Deux cent onze partout fait référence aux codes utilisés par les policiers lors des patrouilles. La femme d'un type est obsédée par son scanner et écoute à longueur de temps les appels radios des patrouilles. Elle ne le regarde plus, ne le voit plus. Il sort de chez lui et trouve une idée pour attirer son attention.
De l'eau dans tous les sens montre la promptitude des forces de l'ordre à accuser les étrangers de tous les maux de leur charmante bourgade. Un chauffeur routier loin de son état se retrouve embourbé dans une ville où la rivière est en crue. Une rencontre, un bref passage dans une vie, dans une ville.
Mais c'est Chouette rayée qui m'a cueillie l'air de rien. Deux hommes ont quitté leurs collines, le Kentucky. Les deux sont des solitaires. Ils s'apprivoisent lentement, en douceur. Au coeur de l'une de leurs interactions, une magnifique chouette rayée, trouvée en bord de route, morte. La fin de cette nouvelle, ces quelques mots sur Tarvis, pffiou, le serrement de coeur.
Exercice de tir raconte le lien père-fils. On est dans le pays des hillbillys et des rednecks, ça se parle mal... et encore... quand ça se parle ! C'est âpre, c'est flippant, c'est pas loin de ce que peut écrire David Vann. On monte en puissance sur la fin de ce recueil.
Et la dernière Epreuve de force, nous montre quelques heures de la vie d'un jeune couple fauché comme les blés, prêts à se battre dans un concours de boxe pour gagner un peu d'argent "je suis resté planté là un long moment en pensant qu'avoir de l'argent donne de la liberté, mais que gagner cet argent enlève de la liberté." Mais un troisième larron se pointe et ... (je vous laisse découvrir, non ?)
J'ai préféré Chouette rayée, qui m'a vraiment eu par surprise, tant sa description du sentiment humain était précise et si bien dessinée.

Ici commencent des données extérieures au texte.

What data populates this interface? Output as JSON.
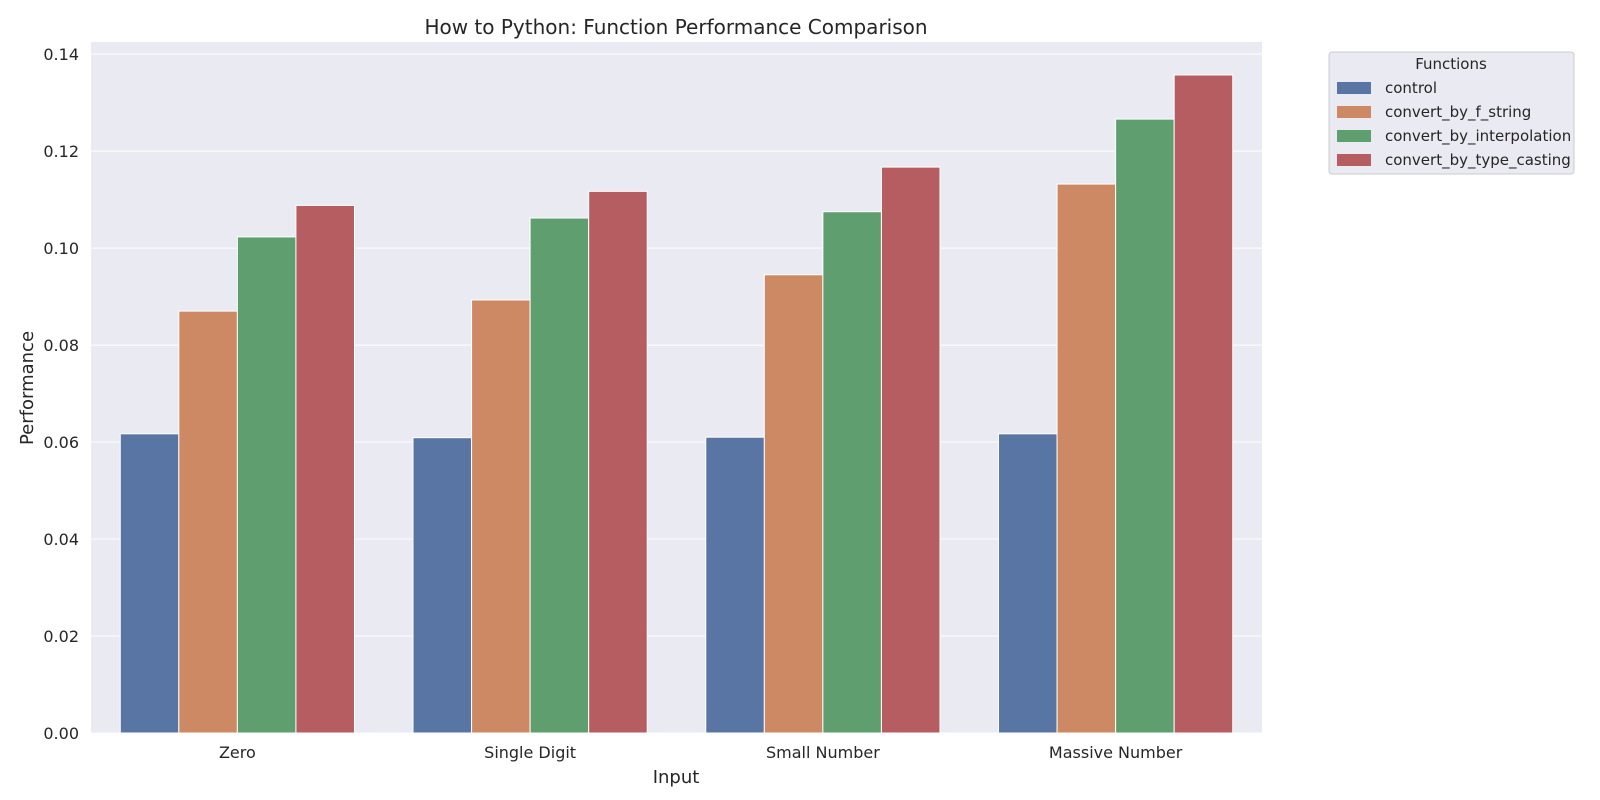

Je fais partie des rares personnes qui apprécient le travail qu'exige une nouvelle. La concision et la précision sont de mise. La chute n'a pas besoin d'être surprenante. Mais Chris Offutt réussit brillamment à nous plonger dans des atmosphères lourdes, chargées de solitude, de tristesse, de misère humaine. Ce n'est pas larmoyant ni pathétique, ça sonne réaliste, tant dans les dialogues que dans les attitudes de ces types qui n'ont pas la vie facile dans cette Amérique profonde, si profonde qu'on a tendance à oublier que tout ne va pas aussi vite dans ces contrées éloignées que dans les grandes villes.
Ça m'a touchée, parce que c'était beau dans son authenticité.